А ведь мы даже и не дошли еще в нашем путешествии в глубь русской истории до открытия шестидесятников. И тем более до блестящего периода борьбы за церковную Реформацию при Иване III, когда, как еще увидит читатель, политическая терпимость была в Москве в ренессансном, можно сказать, цвету. До такой степени, что на протяжении жизни одного поколения между 1480 и 1500 годами можно было даже говорить о "Московских Афинах", которых попросту не заметил, подобно Пайпсу, современный российский автор монографии об Иване III.
Но, наверное, достаточно примеров. Очень подробно будет в этой книге аргументировано, что, вопреки Правящему стереотипу, начинала свой исторический путь Россия в 1480-е вовсе не наследницей чингизханской орды, но обыкновенным северо-европейским государством, мало чем отличавшимся от Дании или Швеции, а в политическом смысле куда более прогрессивным, чем Литва или Пруссия. Во всяком случае, Москва первой в Европе приступила к церковной Реформации (что уже само по себе, заметим в скобках, делает гипотезу о "татарской государственности" бессмысленной: какая, помилуйте, церковная Реформация в степной империи?) и первой же среди великих европейских держав попыталась стать конституционной монархией. Не говоря уже, что оказалась она способна создать в 1550-е вполне европейское местное самоуправление. И еще важнее, как убедительно документировал замечательный русский историк Михаил Александрович Дьяконов, бежали в ту пору люди не из России на Запад, но в обратном направлении, с Запада в Россию. (43)
Таково одно древо фактов, полностью опровергающее старую парадигму. Наряду с ним, однако, существует и другое, словно бы подтверждающее её. Как мы еще в этой книге увидим, борьба за церковную Реформацию закончилась в России, в отличие от её северо-европейских соседей, сокрушительным поражением государства. Конституционные устремления боярских реформаторов XVI-XVII веков точно так же, как и послепетровских шляхтичей XVIII, не говоря уже о декабристах, были жестоко подавлены. Местное самоуправление и суд присяжных погибли в огне самодержавной революции Грозного. Наконец, люди после этой революции побегут из России на Запад. На долгие века. А "европейское столетие" России и вовсе исчезнет из памяти потомков.
Что же говорит нам это сопоставление? Совершенно ведь ясно, что представить себе два этих древа, европейское и патерналистское, выросшими из одного корня и впрямь невозможно. Поневоле приходится нам вернуться к тому, с чего начинали мы этот разговор. Ибо объяснить их сосуществование в одной стране мыслимо лишь при одном условии. А именно, если допустить, что у России не одна, а две, одинаково древние и легитимные политические традиции.

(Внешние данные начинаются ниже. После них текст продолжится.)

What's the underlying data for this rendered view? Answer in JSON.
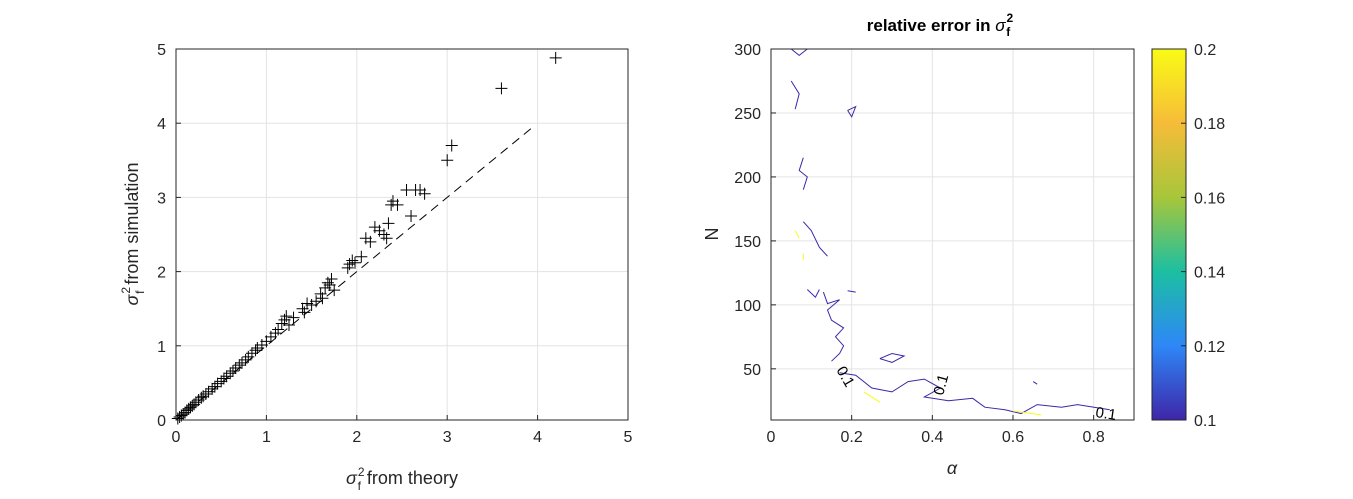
{
  "chart_data": [
    {
      "type": "scatter",
      "xlabel": "σ_f^2 from theory",
      "ylabel": "σ_f^2 from simulation",
      "xlim": [
        0,
        5
      ],
      "ylim": [
        0,
        5
      ],
      "xticks": [
        "0",
        "1",
        "2",
        "3",
        "4",
        "5"
      ],
      "yticks": [
        "0",
        "1",
        "2",
        "3",
        "4",
        "5"
      ],
      "grid": true,
      "marker": "+",
      "reference_line": {
        "style": "dashed",
        "x": [
          0,
          3.95
        ],
        "y": [
          0,
          3.95
        ]
      },
      "series": [
        {
          "x": [
            0.02,
            0.04,
            0.06,
            0.08,
            0.1,
            0.12,
            0.14,
            0.16,
            0.18,
            0.2,
            0.22,
            0.25,
            0.28,
            0.3,
            0.33,
            0.36,
            0.4,
            0.43,
            0.46,
            0.5,
            0.53,
            0.56,
            0.6,
            0.63,
            0.66,
            0.7,
            0.73,
            0.77,
            0.8,
            0.84,
            0.88,
            0.9,
            0.95,
            1.0,
            1.05,
            1.1,
            1.13,
            1.17,
            1.2,
            1.22,
            1.25,
            1.3,
            1.4,
            1.42,
            1.45,
            1.5,
            1.55,
            1.6,
            1.62,
            1.65,
            1.68,
            1.7,
            1.72,
            1.75,
            1.9,
            1.92,
            1.95,
            1.98,
            2.05,
            2.1,
            2.15,
            2.2,
            2.25,
            2.3,
            2.35,
            2.33,
            2.38,
            2.4,
            2.45,
            2.55,
            2.6,
            2.65,
            2.7,
            2.75,
            3.0,
            3.05,
            3.6,
            4.2
          ],
          "y": [
            0.02,
            0.04,
            0.06,
            0.08,
            0.1,
            0.13,
            0.15,
            0.17,
            0.19,
            0.21,
            0.24,
            0.27,
            0.3,
            0.32,
            0.35,
            0.38,
            0.42,
            0.45,
            0.49,
            0.52,
            0.56,
            0.59,
            0.63,
            0.66,
            0.7,
            0.74,
            0.77,
            0.81,
            0.85,
            0.9,
            0.94,
            0.97,
            1.01,
            1.06,
            1.12,
            1.17,
            1.22,
            1.3,
            1.35,
            1.4,
            1.28,
            1.38,
            1.5,
            1.45,
            1.57,
            1.55,
            1.6,
            1.7,
            1.64,
            1.78,
            1.85,
            1.82,
            1.9,
            1.75,
            2.05,
            2.1,
            2.15,
            2.12,
            2.2,
            2.45,
            2.4,
            2.6,
            2.55,
            2.5,
            2.65,
            2.45,
            2.9,
            2.95,
            2.9,
            3.1,
            2.75,
            3.1,
            3.1,
            3.05,
            3.5,
            3.7,
            4.47,
            4.88
          ]
        }
      ]
    },
    {
      "type": "contour",
      "title": "relative error in σ_f^2",
      "xlabel": "α",
      "ylabel": "N",
      "xlim": [
        0,
        0.9
      ],
      "ylim": [
        10,
        300
      ],
      "xticks": [
        "0",
        "0.2",
        "0.4",
        "0.6",
        "0.8"
      ],
      "yticks": [
        "50",
        "100",
        "150",
        "200",
        "250",
        "300"
      ],
      "grid": true,
      "colorbar": {
        "range": [
          0.1,
          0.2
        ],
        "ticks": [
          "0.1",
          "0.12",
          "0.14",
          "0.16",
          "0.18",
          "0.2"
        ],
        "colors": [
          "#3e26a8",
          "#2e87f7",
          "#1cbfa2",
          "#a7c63a",
          "#f6bc39",
          "#f9fb15"
        ]
      },
      "contour_labels": [
        "0.1",
        "0.1",
        "0.1"
      ],
      "contours": [
        {
          "level": 0.1,
          "color": "#3e26a8",
          "points": [
            [
              0.05,
              300
            ],
            [
              0.07,
              295
            ],
            [
              0.09,
              300
            ]
          ]
        },
        {
          "level": 0.1,
          "color": "#3e26a8",
          "points": [
            [
              0.05,
              275
            ],
            [
              0.07,
              265
            ],
            [
              0.06,
              253
            ]
          ]
        },
        {
          "level": 0.1,
          "color": "#3e26a8",
          "points": [
            [
              0.19,
              252
            ],
            [
              0.21,
              255
            ],
            [
              0.2,
              247
            ],
            [
              0.19,
              252
            ]
          ]
        },
        {
          "level": 0.1,
          "color": "#3e26a8",
          "points": [
            [
              0.08,
              215
            ],
            [
              0.07,
              205
            ],
            [
              0.09,
              200
            ],
            [
              0.08,
              190
            ]
          ]
        },
        {
          "level": 0.1,
          "color": "#3e26a8",
          "points": [
            [
              0.08,
              165
            ],
            [
              0.1,
              158
            ],
            [
              0.12,
              145
            ],
            [
              0.14,
              138
            ]
          ]
        },
        {
          "level": 0.1,
          "color": "#3e26a8",
          "points": [
            [
              0.09,
              112
            ],
            [
              0.11,
              106
            ],
            [
              0.12,
              112
            ]
          ]
        },
        {
          "level": 0.1,
          "color": "#3e26a8",
          "points": [
            [
              0.19,
              111
            ],
            [
              0.21,
              110
            ]
          ]
        },
        {
          "level": 0.1,
          "color": "#3e26a8",
          "points": [
            [
              0.13,
              110
            ],
            [
              0.14,
              101
            ],
            [
              0.17,
              104
            ],
            [
              0.14,
              96
            ],
            [
              0.15,
              88
            ],
            [
              0.18,
              82
            ],
            [
              0.16,
              75
            ],
            [
              0.18,
              68
            ],
            [
              0.17,
              62
            ],
            [
              0.15,
              56
            ]
          ]
        },
        {
          "level": 0.1,
          "color": "#3e26a8",
          "points": [
            [
              0.27,
              58
            ],
            [
              0.3,
              62
            ],
            [
              0.33,
              60
            ],
            [
              0.3,
              55
            ],
            [
              0.27,
              58
            ]
          ]
        },
        {
          "level": 0.1,
          "color": "#3e26a8",
          "points": [
            [
              0.17,
              47
            ],
            [
              0.21,
              45
            ],
            [
              0.25,
              35
            ],
            [
              0.3,
              32
            ],
            [
              0.34,
              40
            ],
            [
              0.38,
              42
            ],
            [
              0.42,
              35
            ],
            [
              0.38,
              28
            ],
            [
              0.44,
              25
            ],
            [
              0.5,
              27
            ],
            [
              0.53,
              20
            ],
            [
              0.58,
              18
            ],
            [
              0.62,
              15
            ],
            [
              0.66,
              22
            ],
            [
              0.72,
              20
            ],
            [
              0.76,
              22
            ],
            [
              0.84,
              18
            ]
          ]
        },
        {
          "level": 0.1,
          "color": "#3e26a8",
          "points": [
            [
              0.65,
              40
            ],
            [
              0.66,
              38
            ]
          ]
        },
        {
          "level": 0.2,
          "color": "#f9fb15",
          "points": [
            [
              0.23,
              32
            ],
            [
              0.27,
              24
            ]
          ]
        },
        {
          "level": 0.2,
          "color": "#f9fb15",
          "points": [
            [
              0.6,
              17
            ],
            [
              0.67,
              14
            ]
          ]
        },
        {
          "level": 0.2,
          "color": "#f9fb15",
          "points": [
            [
              0.06,
              158
            ],
            [
              0.07,
              152
            ]
          ]
        },
        {
          "level": 0.2,
          "color": "#f9fb15",
          "points": [
            [
              0.08,
              140
            ],
            [
              0.08,
              135
            ]
          ]
        }
      ]
    }
  ]
}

Европейская (с её гарантиями от произвола, с конституционными ограничениями власти, с политической терпимостью и отрицанием государственного патернализма). И патерналистская (с её провозглашением исключительности России, с государственной идеологией, с мечтой о сверхдержавности и о "мессианском величии и призвании").
ПРОИСХОЖДЕНИЕ "МАЯТНИКА"
Рецензент упрекнул меня однажды, что я лишь нанизываю одну на другую смысловые ассоциации вместо того, чтобы дать точное определение этих традиций. Я, правда, дал уже такое определение в самом начале этого Введения. Но повторю: европейская традиция России делает её способной к политической модернизации, патерналистская делает такую модернизацию невозможной. Из этой немыслимой коллизии и происходит грозный российский "маятник", один из всесокрушающих взмахов которого вызвал у Максимилиана Волошина образ крушения мира (помните, "С Россией кончено")? Если подумать, однако, то иначе ведь и быть не могло. Каждый раз, когда после десятилетий созревания модернизации получала, казалось, она шанс стать необратимой, её вдруг с громом обрушивала патерналистская реакция. Не имело при этом значения, под какой идеологической личиной это происходило - торжества Третьего Рима или Третьего Интернационала. Суть дела оставалась неизменной: возвращался произвол власти - и предстояло отныне стране жить "по понятиям" её новых хозяев.